Immer diese Frauen

Das ist nun wirklich eine Gewissensfrage: Darf ich als Mann an dieser Stelle eigentlich über die dieser Tage heiß diskutierte Frauenquote schreiben?

Wissen Sie was? Das ist mir völlig egal. Wenn sogar die CDU jetzt satte 30 Prozent Frauenanteil in den Aufsichtsräten großer Unternehmen durchsetzen will – und das schon im Jahr 2020! -, dann ist das sowieso der Anfang des Matriarchats (man bedenke zudem den Spitznamen der CDU-Kanzlerin Angela Merkel: Mutti), und deswegen kann man als Mann gar nicht früh genug mit dem Widerstand beginnen.

 Was einem mit der Hinwendung zu mehr Frauen blühen kann, musste am Wochenende FDP-Chef Jörg-Uwe Hahn erleben. Mit nur einer Dame in der 20-köpfigen Landtagsfraktion und notgedrungen einem männlichen Abgeordneten als frauenpolitischem Sprecher mussten sich die Liberalen in den zurückliegenden Jahren ohnehin schon viel Spott gefallen lassen. Und dann war da ja noch Brigitte Susanne Pöpel. Die Vorsitzende der Liberalen Frauen Hessen verließ im Januar vorigen Jahres mit viel Krawall die FDP-Fraktion im Wiesbadener Stadtparlament und dann auch noch komplett die Partei. „In dieser von jungen, männlichen Karrieristen dominierten Fraktion ist ein frauen- und familienfeindlicher Ton die Regel, nicht die Ausnahme“, lautete ihr medienwirksam erhobener Vorwurf.

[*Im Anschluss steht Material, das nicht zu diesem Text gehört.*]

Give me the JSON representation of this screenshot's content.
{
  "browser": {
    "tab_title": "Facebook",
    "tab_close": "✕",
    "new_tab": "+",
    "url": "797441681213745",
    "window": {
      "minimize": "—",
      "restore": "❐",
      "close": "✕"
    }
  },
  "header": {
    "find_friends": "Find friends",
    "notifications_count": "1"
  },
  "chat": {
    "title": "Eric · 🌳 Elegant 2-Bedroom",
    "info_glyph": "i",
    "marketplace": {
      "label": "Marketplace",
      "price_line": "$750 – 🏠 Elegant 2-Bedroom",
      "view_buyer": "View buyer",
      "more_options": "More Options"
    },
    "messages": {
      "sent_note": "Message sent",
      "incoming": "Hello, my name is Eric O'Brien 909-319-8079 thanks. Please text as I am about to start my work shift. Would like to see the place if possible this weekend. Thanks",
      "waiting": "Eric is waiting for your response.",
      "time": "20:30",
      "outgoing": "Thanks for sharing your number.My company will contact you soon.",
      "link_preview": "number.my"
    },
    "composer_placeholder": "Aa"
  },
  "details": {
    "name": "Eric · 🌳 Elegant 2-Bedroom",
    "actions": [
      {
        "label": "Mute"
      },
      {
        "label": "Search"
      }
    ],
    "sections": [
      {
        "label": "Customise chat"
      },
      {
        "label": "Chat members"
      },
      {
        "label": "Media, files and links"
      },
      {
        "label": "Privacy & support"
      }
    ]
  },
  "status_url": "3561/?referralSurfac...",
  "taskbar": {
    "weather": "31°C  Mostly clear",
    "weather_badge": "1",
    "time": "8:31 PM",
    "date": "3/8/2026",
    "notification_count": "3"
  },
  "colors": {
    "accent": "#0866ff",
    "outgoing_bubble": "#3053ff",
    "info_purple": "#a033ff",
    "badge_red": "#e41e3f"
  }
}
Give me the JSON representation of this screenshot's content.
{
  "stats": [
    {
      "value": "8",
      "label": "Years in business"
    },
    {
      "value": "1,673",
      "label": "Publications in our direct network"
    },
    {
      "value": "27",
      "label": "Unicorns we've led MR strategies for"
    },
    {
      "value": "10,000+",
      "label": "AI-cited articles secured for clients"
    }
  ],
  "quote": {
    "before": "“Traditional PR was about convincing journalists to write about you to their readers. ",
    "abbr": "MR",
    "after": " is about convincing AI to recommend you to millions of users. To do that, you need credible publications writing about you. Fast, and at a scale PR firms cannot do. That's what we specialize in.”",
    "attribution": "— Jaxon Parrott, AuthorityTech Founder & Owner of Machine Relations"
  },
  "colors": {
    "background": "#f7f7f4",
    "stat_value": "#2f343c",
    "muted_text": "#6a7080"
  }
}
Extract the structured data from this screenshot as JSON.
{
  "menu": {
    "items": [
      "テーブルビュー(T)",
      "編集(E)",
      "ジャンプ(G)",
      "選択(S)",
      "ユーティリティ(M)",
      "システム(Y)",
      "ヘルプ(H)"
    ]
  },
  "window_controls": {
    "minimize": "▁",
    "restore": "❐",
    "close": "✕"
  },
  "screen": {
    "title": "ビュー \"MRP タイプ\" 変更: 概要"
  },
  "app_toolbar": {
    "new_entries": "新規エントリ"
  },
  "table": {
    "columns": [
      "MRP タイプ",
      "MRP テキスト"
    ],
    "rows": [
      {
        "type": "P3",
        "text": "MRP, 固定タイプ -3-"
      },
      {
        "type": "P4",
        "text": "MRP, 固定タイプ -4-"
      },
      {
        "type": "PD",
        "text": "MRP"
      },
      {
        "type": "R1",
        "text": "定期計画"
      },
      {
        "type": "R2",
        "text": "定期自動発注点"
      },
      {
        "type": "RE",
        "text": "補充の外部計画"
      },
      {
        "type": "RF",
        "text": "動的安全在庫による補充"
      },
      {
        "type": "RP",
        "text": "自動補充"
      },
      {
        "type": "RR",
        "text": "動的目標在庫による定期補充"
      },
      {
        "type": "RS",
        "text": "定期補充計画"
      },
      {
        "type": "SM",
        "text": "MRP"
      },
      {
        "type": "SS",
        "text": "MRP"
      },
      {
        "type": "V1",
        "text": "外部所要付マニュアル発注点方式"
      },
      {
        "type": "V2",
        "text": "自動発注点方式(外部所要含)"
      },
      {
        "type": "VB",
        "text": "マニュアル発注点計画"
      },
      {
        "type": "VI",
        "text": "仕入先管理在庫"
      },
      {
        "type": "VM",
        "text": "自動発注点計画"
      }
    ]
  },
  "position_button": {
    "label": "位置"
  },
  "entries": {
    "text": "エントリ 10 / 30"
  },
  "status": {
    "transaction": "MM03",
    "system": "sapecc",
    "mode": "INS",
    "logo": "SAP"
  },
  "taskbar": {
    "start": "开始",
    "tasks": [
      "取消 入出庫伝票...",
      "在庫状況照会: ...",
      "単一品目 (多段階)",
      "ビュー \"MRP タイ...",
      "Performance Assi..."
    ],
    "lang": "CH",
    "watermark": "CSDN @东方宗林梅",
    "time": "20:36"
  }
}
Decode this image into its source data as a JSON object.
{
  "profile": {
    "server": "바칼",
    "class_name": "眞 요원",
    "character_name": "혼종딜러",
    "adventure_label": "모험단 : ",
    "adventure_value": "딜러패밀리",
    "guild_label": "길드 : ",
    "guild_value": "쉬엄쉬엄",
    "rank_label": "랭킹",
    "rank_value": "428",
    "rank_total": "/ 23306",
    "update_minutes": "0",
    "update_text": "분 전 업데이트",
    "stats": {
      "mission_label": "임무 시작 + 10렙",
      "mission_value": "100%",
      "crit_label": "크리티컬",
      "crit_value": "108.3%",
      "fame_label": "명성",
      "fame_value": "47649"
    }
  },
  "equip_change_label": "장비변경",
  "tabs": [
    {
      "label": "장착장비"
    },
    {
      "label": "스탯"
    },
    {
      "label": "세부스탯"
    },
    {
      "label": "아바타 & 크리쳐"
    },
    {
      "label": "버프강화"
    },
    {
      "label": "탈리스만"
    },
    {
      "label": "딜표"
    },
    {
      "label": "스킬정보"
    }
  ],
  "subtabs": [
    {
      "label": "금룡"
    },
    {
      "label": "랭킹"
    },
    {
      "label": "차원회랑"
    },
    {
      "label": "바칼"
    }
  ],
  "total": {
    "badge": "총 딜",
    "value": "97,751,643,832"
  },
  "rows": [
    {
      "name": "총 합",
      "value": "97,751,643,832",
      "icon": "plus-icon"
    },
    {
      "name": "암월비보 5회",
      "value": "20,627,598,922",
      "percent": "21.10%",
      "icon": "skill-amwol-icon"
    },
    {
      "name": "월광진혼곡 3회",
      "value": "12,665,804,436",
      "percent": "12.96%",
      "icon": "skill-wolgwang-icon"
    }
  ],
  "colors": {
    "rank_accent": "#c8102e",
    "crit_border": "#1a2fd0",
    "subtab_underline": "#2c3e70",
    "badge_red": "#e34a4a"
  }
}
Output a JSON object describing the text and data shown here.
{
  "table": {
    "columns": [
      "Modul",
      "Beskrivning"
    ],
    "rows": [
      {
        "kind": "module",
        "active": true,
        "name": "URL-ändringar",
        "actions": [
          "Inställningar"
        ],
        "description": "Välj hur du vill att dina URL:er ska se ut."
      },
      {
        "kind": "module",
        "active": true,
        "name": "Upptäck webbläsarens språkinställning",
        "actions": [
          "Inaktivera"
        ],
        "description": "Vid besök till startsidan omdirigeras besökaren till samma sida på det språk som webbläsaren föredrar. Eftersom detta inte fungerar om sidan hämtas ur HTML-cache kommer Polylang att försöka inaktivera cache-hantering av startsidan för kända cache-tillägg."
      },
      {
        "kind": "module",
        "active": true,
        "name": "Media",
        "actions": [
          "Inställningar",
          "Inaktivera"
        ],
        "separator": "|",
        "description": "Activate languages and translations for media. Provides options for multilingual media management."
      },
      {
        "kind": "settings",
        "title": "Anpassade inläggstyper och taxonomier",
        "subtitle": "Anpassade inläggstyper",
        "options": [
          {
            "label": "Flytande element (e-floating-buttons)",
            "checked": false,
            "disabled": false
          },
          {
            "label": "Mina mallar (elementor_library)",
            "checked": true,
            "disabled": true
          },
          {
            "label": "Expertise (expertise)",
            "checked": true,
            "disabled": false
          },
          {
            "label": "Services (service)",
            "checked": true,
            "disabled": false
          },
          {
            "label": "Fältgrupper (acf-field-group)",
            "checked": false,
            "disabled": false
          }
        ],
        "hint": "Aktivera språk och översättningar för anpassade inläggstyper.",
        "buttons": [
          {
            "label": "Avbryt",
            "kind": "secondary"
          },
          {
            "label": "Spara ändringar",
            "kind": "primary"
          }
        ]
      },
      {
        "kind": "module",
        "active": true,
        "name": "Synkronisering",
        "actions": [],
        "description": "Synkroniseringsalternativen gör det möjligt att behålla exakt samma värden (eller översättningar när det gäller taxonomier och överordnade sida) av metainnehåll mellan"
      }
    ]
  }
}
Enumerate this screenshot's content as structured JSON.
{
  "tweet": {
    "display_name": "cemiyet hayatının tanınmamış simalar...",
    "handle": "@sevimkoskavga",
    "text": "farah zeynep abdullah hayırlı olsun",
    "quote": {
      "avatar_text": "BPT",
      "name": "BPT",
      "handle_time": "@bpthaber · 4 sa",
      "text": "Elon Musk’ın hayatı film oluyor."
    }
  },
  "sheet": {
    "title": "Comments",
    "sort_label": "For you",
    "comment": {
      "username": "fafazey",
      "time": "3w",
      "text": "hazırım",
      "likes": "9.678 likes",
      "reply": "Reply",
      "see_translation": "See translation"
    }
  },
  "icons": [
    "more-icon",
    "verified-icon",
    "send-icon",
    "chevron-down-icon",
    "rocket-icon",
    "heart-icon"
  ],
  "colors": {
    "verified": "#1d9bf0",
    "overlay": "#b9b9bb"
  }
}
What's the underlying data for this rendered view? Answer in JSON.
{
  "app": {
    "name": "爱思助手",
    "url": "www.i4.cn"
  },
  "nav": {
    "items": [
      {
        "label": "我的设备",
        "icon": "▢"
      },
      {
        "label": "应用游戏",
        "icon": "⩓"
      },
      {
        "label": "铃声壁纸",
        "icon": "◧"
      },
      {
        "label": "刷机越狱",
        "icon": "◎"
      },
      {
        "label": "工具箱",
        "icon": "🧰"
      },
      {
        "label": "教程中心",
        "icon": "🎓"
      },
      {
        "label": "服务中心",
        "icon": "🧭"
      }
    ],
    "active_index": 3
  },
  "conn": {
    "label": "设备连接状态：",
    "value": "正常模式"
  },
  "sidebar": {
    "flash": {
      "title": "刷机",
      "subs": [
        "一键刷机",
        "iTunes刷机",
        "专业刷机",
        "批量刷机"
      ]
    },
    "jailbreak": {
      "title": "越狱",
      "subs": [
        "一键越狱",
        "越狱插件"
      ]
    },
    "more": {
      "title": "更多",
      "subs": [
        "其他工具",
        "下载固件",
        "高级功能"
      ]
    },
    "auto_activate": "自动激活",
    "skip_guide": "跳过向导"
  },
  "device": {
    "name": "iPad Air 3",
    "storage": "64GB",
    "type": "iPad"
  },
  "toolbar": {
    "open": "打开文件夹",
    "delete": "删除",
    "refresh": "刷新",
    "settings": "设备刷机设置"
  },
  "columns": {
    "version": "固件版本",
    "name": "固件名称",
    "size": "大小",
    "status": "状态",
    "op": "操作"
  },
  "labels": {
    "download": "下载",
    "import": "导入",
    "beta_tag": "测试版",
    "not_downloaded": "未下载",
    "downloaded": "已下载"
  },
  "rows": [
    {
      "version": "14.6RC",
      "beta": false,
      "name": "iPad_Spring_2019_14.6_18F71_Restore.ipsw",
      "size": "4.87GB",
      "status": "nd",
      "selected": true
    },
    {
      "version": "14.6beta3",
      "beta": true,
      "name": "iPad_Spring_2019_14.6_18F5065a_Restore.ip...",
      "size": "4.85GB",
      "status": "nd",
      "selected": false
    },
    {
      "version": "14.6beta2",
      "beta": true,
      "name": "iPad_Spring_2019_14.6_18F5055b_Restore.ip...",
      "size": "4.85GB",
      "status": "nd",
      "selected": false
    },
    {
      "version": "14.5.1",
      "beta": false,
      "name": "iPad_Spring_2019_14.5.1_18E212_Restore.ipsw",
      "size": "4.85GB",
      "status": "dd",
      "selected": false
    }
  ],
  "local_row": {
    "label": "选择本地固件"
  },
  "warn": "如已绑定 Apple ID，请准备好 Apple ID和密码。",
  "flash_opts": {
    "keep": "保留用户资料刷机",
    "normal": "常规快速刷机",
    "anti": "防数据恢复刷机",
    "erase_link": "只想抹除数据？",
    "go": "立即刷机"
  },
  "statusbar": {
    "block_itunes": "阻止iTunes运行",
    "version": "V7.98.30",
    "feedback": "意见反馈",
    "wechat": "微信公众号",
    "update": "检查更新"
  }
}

Mannomann, beziehungsweise Frauofrau, das durfte so natürlich nicht weitergehen, wusste FDP-Chef Hahn und wollte drei Frauen auf den ersten zehn Plätzen für die kommende Landtagswahlliste unterbringen. Das Ergebnis haben wir gesehen: Nur zwei haben es tatsächlich geschafft und Hahn wurde mit einem blamablen Ergebnis zum Landesvorsitzenden wiedergewählt. Pöpels Nachfolgerin als oberste liberale Frau im Land, Dagmar Döring, meckerte natürlich auch noch rum: Ein enttäuschendes Ergebnis für liberale Frauen, eine herbe Niederlage.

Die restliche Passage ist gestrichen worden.